The zipper (a regular one; the suede feels too light for a metal zipper and I didn’t want to monkey with the invisible zipper foot on suede) was inserted with a lap. It went in pretty well, I think. A bit of hand-stitching was needed at the very bottom but otherwise my machine offered no complaints.
I decided to have three buttons on the waistband, two real and a fake, which meant two bound buttonholes on suede. This was by far the most challenging part of the whole garment. Let me offer some general observations:
1. Get rid of every bit of excess on the inside of the waistband that you can before putting the buttonholes in.
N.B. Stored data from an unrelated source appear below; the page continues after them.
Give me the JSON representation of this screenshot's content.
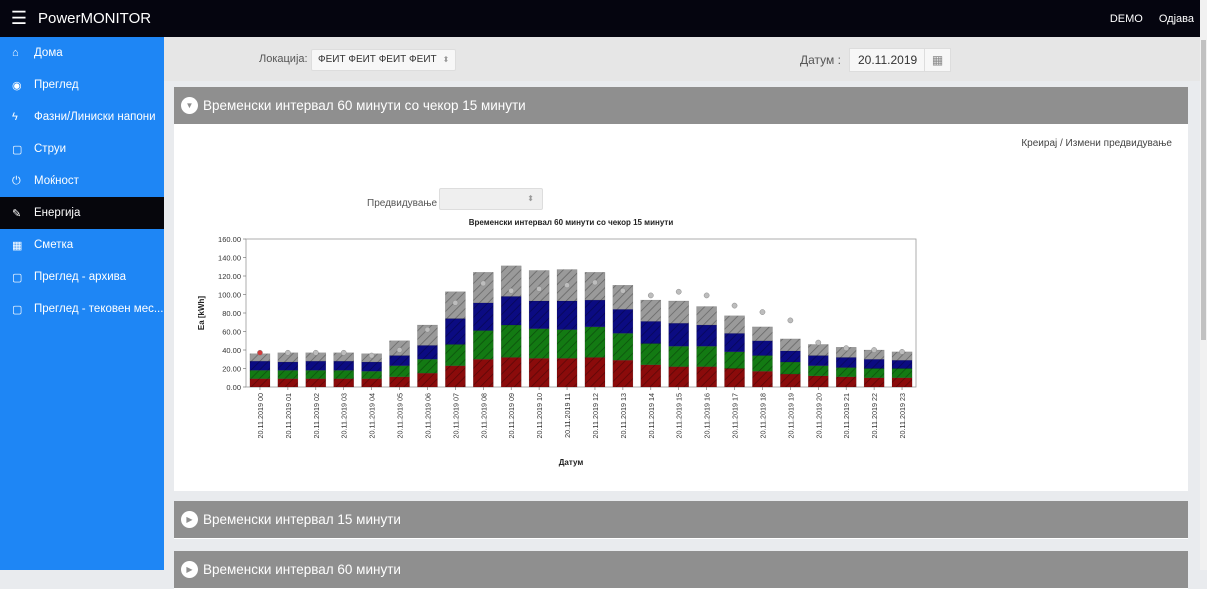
{
  "header": {
    "menu_icon": "hamburger-icon",
    "app_title": "PowerMONITOR",
    "user": "DEMO",
    "logout": "Одјава"
  },
  "sidebar": {
    "items": [
      {
        "label": "Дома",
        "icon": "home-icon",
        "glyph": "⌂",
        "active": false
      },
      {
        "label": "Преглед",
        "icon": "dashboard-icon",
        "glyph": "◉",
        "active": false
      },
      {
        "label": "Фазни/Линиски напони",
        "icon": "bolt-icon",
        "glyph": "ϟ",
        "active": false
      },
      {
        "label": "Струи",
        "icon": "file-icon",
        "glyph": "▢",
        "active": false
      },
      {
        "label": "Моќност",
        "icon": "power-icon",
        "glyph": "⏻",
        "active": false
      },
      {
        "label": "Енергија",
        "icon": "plug-icon",
        "glyph": "✎",
        "active": true
      },
      {
        "label": "Сметка",
        "icon": "calculator-icon",
        "glyph": "▦",
        "active": false
      },
      {
        "label": "Преглед - архива",
        "icon": "file-icon",
        "glyph": "▢",
        "active": false
      },
      {
        "label": "Преглед - тековен мес...",
        "icon": "file-icon",
        "glyph": "▢",
        "active": false
      }
    ]
  },
  "filters": {
    "location_label": "Локација:",
    "location_value": "ФЕИТ ФЕИТ ФЕИТ ФЕИТ",
    "date_label": "Датум :",
    "date_value": "20.11.2019"
  },
  "panels": [
    {
      "title": "Временски интервал 60 минути со чекор 15 минути",
      "expanded": true
    },
    {
      "title": "Временски интервал 15 минути",
      "expanded": false
    },
    {
      "title": "Временски интервал 60 минути",
      "expanded": false
    }
  ],
  "edit_link": "Креирај / Измени предвидување",
  "forecast_label": "Предвидување",
  "forecast_value": "",
  "chart_data": {
    "type": "bar",
    "title": "Временски интервал 60 минути со чекор 15 минути",
    "xlabel": "Датум",
    "ylabel": "Ea [kWh]",
    "ylim": [
      0,
      160
    ],
    "yticks": [
      "0.00",
      "20.00",
      "40.00",
      "60.00",
      "80.00",
      "100.00",
      "120.00",
      "140.00",
      "160.00"
    ],
    "categories": [
      "20.11.2019 00",
      "20.11.2019 01",
      "20.11.2019 02",
      "20.11.2019 03",
      "20.11.2019 04",
      "20.11.2019 05",
      "20.11.2019 06",
      "20.11.2019 07",
      "20.11.2019 08",
      "20.11.2019 09",
      "20.11.2019 10",
      "20.11.2019 11",
      "20.11.2019 12",
      "20.11.2019 13",
      "20.11.2019 14",
      "20.11.2019 15",
      "20.11.2019 16",
      "20.11.2019 17",
      "20.11.2019 18",
      "20.11.2019 19",
      "20.11.2019 20",
      "20.11.2019 21",
      "20.11.2019 22",
      "20.11.2019 23"
    ],
    "stacked": true,
    "series": [
      {
        "color": "#8b0b0b",
        "values": [
          9,
          9,
          9,
          9,
          9,
          11,
          15,
          23,
          30,
          32,
          31,
          31,
          32,
          29,
          24,
          22,
          22,
          20,
          17,
          14,
          12,
          11,
          10,
          10
        ]
      },
      {
        "color": "#137a13",
        "values": [
          9,
          9,
          9,
          9,
          8,
          12,
          15,
          23,
          31,
          35,
          32,
          31,
          33,
          29,
          23,
          22,
          22,
          18,
          17,
          13,
          11,
          10,
          10,
          10
        ]
      },
      {
        "color": "#0b0b82",
        "values": [
          10,
          9,
          10,
          10,
          10,
          11,
          15,
          28,
          30,
          31,
          30,
          31,
          29,
          26,
          24,
          25,
          23,
          20,
          16,
          12,
          11,
          11,
          10,
          9
        ]
      },
      {
        "color": "#9a9a9a",
        "values": [
          8,
          10,
          9,
          9,
          9,
          16,
          22,
          29,
          33,
          33,
          33,
          34,
          30,
          26,
          23,
          24,
          20,
          19,
          15,
          13,
          12,
          11,
          10,
          9
        ]
      }
    ],
    "forecast": [
      37,
      37,
      37,
      37,
      34,
      40,
      62,
      91,
      112,
      104,
      106,
      110,
      113,
      104,
      99,
      103,
      99,
      88,
      81,
      72,
      48,
      42,
      40,
      38
    ],
    "forecast_first_color": "#d33a3a",
    "forecast_color": "#bdbdbd"
  }
}
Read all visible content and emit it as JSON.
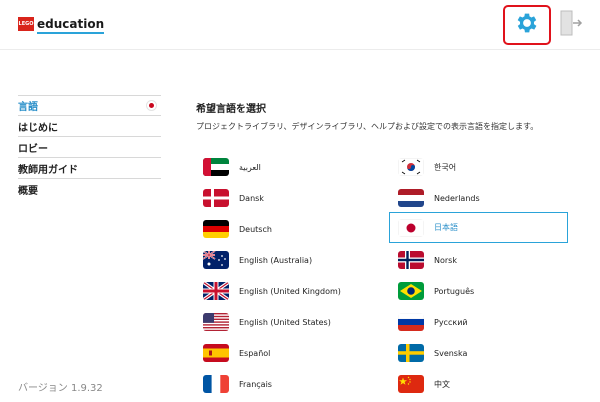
{
  "header": {
    "logo_box": "LEGO",
    "logo_text": "education",
    "settings_icon": "gear-icon",
    "exit_icon": "exit-door-icon",
    "accent_color": "#2aa3d9",
    "highlight_color": "#e0121b"
  },
  "sidebar": {
    "items": [
      {
        "label": "言語",
        "active": true
      },
      {
        "label": "はじめに"
      },
      {
        "label": "ロビー"
      },
      {
        "label": "教師用ガイド"
      },
      {
        "label": "概要"
      }
    ]
  },
  "version": "バージョン 1.9.32",
  "main": {
    "title": "希望言語を選択",
    "description": "プロジェクトライブラリ、デザインライブラリ、ヘルプおよび設定での表示言語を指定します。",
    "languages": [
      {
        "label": "العربية",
        "flag": "uae-flag-icon"
      },
      {
        "label": "한국어",
        "flag": "korea-flag-icon"
      },
      {
        "label": "Dansk",
        "flag": "denmark-flag-icon"
      },
      {
        "label": "Nederlands",
        "flag": "netherlands-flag-icon"
      },
      {
        "label": "Deutsch",
        "flag": "germany-flag-icon"
      },
      {
        "label": "日本語",
        "flag": "japan-flag-icon",
        "selected": true
      },
      {
        "label": "English (Australia)",
        "flag": "australia-flag-icon"
      },
      {
        "label": "Norsk",
        "flag": "norway-flag-icon"
      },
      {
        "label": "English (United Kingdom)",
        "flag": "uk-flag-icon"
      },
      {
        "label": "Português",
        "flag": "brazil-flag-icon"
      },
      {
        "label": "English (United States)",
        "flag": "usa-flag-icon"
      },
      {
        "label": "Русский",
        "flag": "russia-flag-icon"
      },
      {
        "label": "Español",
        "flag": "spain-flag-icon"
      },
      {
        "label": "Svenska",
        "flag": "sweden-flag-icon"
      },
      {
        "label": "Français",
        "flag": "france-flag-icon"
      },
      {
        "label": "中文",
        "flag": "china-flag-icon"
      }
    ]
  }
}
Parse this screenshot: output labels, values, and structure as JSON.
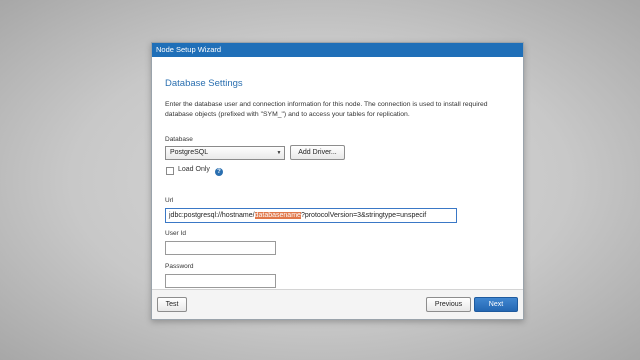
{
  "window": {
    "title": "Node Setup Wizard"
  },
  "section": {
    "heading": "Database Settings",
    "description": "Enter the database user and connection information for this node. The connection is used to install required database objects (prefixed with \"SYM_\") and to access your tables for replication."
  },
  "database": {
    "label": "Database",
    "selected": "PostgreSQL",
    "add_driver_label": "Add Driver..."
  },
  "load_only": {
    "label": "Load Only",
    "checked": false
  },
  "url": {
    "label": "Url",
    "value_before": "jdbc:postgresql://hostname/",
    "value_selected": "databasename",
    "value_after": "?protocolVersion=3&stringtype=unspecif"
  },
  "user_id": {
    "label": "User Id",
    "value": ""
  },
  "password": {
    "label": "Password",
    "value": ""
  },
  "footer": {
    "test_label": "Test",
    "previous_label": "Previous",
    "next_label": "Next"
  },
  "colors": {
    "titlebar": "#1f6fb8",
    "accent": "#2a6fb0",
    "selection": "#e0774a"
  }
}
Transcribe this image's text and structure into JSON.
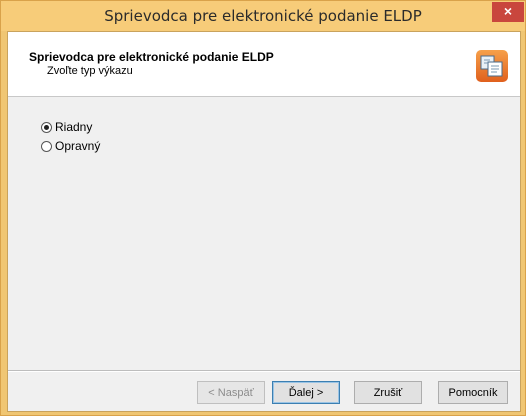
{
  "window": {
    "title": "Sprievodca pre elektronické podanie ELDP",
    "close_glyph": "×"
  },
  "header": {
    "title": "Sprievodca pre elektronické podanie ELDP",
    "subtitle": "Zvoľte typ výkazu",
    "logo_icon": "eldp-wizard-logo-icon"
  },
  "options": {
    "radio1": {
      "label": "Riadny",
      "checked": true
    },
    "radio2": {
      "label": "Opravný",
      "checked": false
    }
  },
  "buttons": {
    "back": "< Naspäť",
    "next": "Ďalej >",
    "cancel": "Zrušiť",
    "help": "Pomocník"
  },
  "colors": {
    "titlebar": "#f7cc79",
    "close": "#c9463d",
    "client_bg": "#f0f0f0",
    "default_button_border": "#3c7fb1"
  }
}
Three layers of suede plus interfacing plus random cold rubber tape bits plus welts are not going to want to fold over and lie flat.
2. Go for the technique in the How to Sew Leather, Suede, Fur book, not the technique you’re used to using on fabric. Trying to get umpteen layers of skins to fold over and lie flat long enough to stitch them in place after you pull the welt through will give you hives, then nightmares.
3. Use bigger welts. It is very, very, very difficult to manipulate such itty bitty pieces of folded skin.
That said, they look ok when the buttons are in, but I wince when I see them naked, as it were.
The skirt fits just right and is the exact overall look I was going for. Oh my god, I’m a fashion designer!
Well, no. I’m not. But my first self-drafting adventure went pretty well and I’m happy with the skirt.
7 thoughts on “SELF-DRAFTED SUEDE SKIRT”
Thanks Liz. 🙂
Oh, I love this! I am also enrolled in Suzy’s classes and have started drafting my own clothes. I think this skirt looks very nice on you and I also love the yellow blouse you are wearing with it! Very nice 🙂
Thanks, Mandana. 🙂 That’s very kind of you.